Giro inesperado: Bryan Moya sorprende con la vida que lleva ahora
El exseleccionado hondureño actualmente se encuentra alejado del fútbol profesional y disfruta de una nueva etapa.
- Actualizado: 16 de agosto de 2026 a las 20:24 -
La vida del atacante hondureño Brayan Moya ha dado un giro inesperado en los últimos meses.
A sus 32 años de edad, el delantero hondureño se encuentra alejado de la Liga Nacional y atraviesa una nueva etapa de su vida después de ponerle fin a su vínculo con el Marathón.
Para el Torneo Clausura 2026, Bryan Moya llegó al Marathón como uno de los fichajes importantes del conjunto sampedrano. La expectativa era grande: experiencia, recorrido internacional y goles eran algunos de los argumentos que rodeaban su incorporación. Pero su etapa con el Monstruo Verde terminó de una manera inesperada.
Durante el torneo, Moya protagonizó un episodio de indisciplina durante una concentración junto a otros compañeros. La situación provocó la reacción de la dirigencia verdolaga, que tomó la decisión de separarlo temporalmente del primer equipo mientras se analizaba lo ocurrido.
Semanas después, el futbolista y la institución llegaron a un acuerdo para rescindir su contrato. De esta manera, terminó oficialmente su etapa con el conjunto sampedrano y, posteriormente, su más reciente aventura en la Liga Nacional de Honduras.
El atacante fue parte del proceso eliminatorio de la Selección de Honduras rumbo al Mundial de Qatar 2022. En aquella eliminatoria, la Bicolor terminó en el último lugar de la clasificación de Concacaf y Moya tuvo participación como uno de los futbolistas habituales en el equipo nacional.
A nivel de clubes, su carrera también lo llevó fuera de Honduras. El delantero tuvo experiencias en el extranjero, principalmente en Venezuela y Angola.
Lejos de los estadios de la Liga Nacional, el delantero comenzó a construir una nueva etapa junto a su familia.
Hace apenas unos días, Bryan Moya recibió su residencia permanente en Estados Unidos, un acontecimiento que compartió con sus seguidores a través de las redes sociales.
Después de solucionar su situación migratoria, el futbolista decidió establecerse nuevamente en territorio estadounidense junto a su esposa e hijos.
No se trata, sin embargo, de un país desconocido para Moya.
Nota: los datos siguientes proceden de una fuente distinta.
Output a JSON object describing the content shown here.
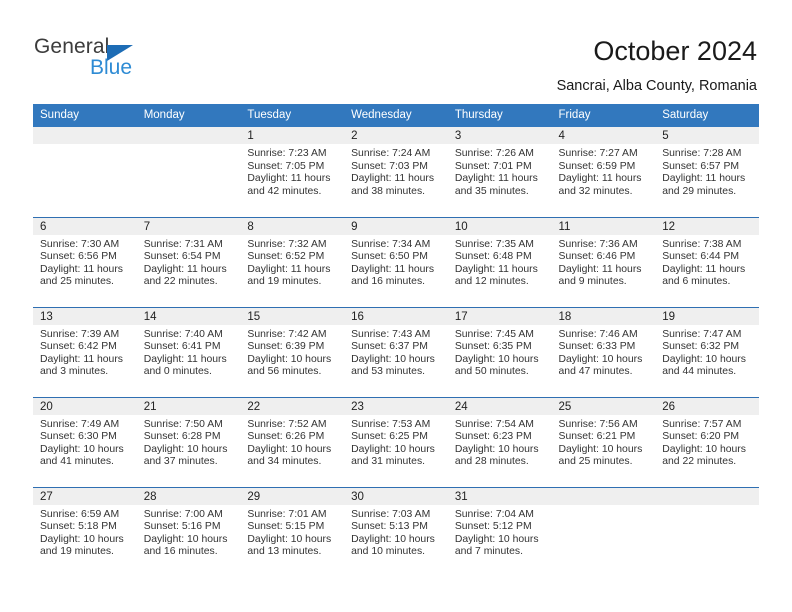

El delantero hondureño vivió anteriormente en Estados Unidos durante varios años y, siendo muy joven, incluso tuvo relación con el Houston Dynamo.
En aquella etapa, su situación migratoria representó una limitante para desarrollar una carrera profesional en el fútbol estadounidense.
Aunque actualmente está alejado del fútbol profesional, Bryan Moya no ha dejado de jugar.
El delantero ha comenzado a aparecer en diferentes torneos de fútbol amateur conocidos popularmente como “talacha”, competencias que cuentan con una importante presencia de futbolistas y exfutbolistas hondureños radicados en Estados Unidos.
Moya defendió los colores del Borussia Nola en la Copa Cedrito y también fue visto participando en la Copa Horizon, en Houston. Su presencia rápidamente llamó la atención debido a su pasado como legionario y seleccionado nacional.
Y Moya no solamente está participando: también está dejando su huella. El atacante consiguió marcar un gol que permitió a su equipo igualar un encuentro y llevar la definición hasta los lanzamientos desde el punto penal. Finalmente, su equipo terminó conquistando el campeonato.
El regreso de Bryan Moya a Estados Unidos representa una nueva página en su vida. Después de más de 11 años, el hondureño vuelve a establecerse en el país donde pasó parte de su juventud, pero esta vez acompañado por su familia y con otras prioridades.
Por ahora, el delantero parece disfrutar de esta nueva etapa y aprovechar los torneos amateur para mantenerse activo físicamente y, al mismo tiempo, generar algunos ingresos.
Moya ha dejado claro que actualmente existen asuntos personales y familiares que ocupan un lugar importante en su vida y que, de momento, su prioridad no está necesariamente en regresar al fútbol profesional.
Hoy, Bryan Moya es una de las figuras que más llama la atención en la “talacha” de Estados Unidos. El exseleccionado nacional y exlegionario cambió los grandes estadios por los torneos amateur, mientras disfruta de una nueva vida junto a su familia y espera definir qué le deparará el futuro.
A sus 32 años, todavía tiene camino por recorrer en el fútbol, pero su presente es completamente diferente al de aquel delantero que defendió la camiseta de Honduras, jugó en el extranjero y pasó por algunos de los clubes más importantes del país.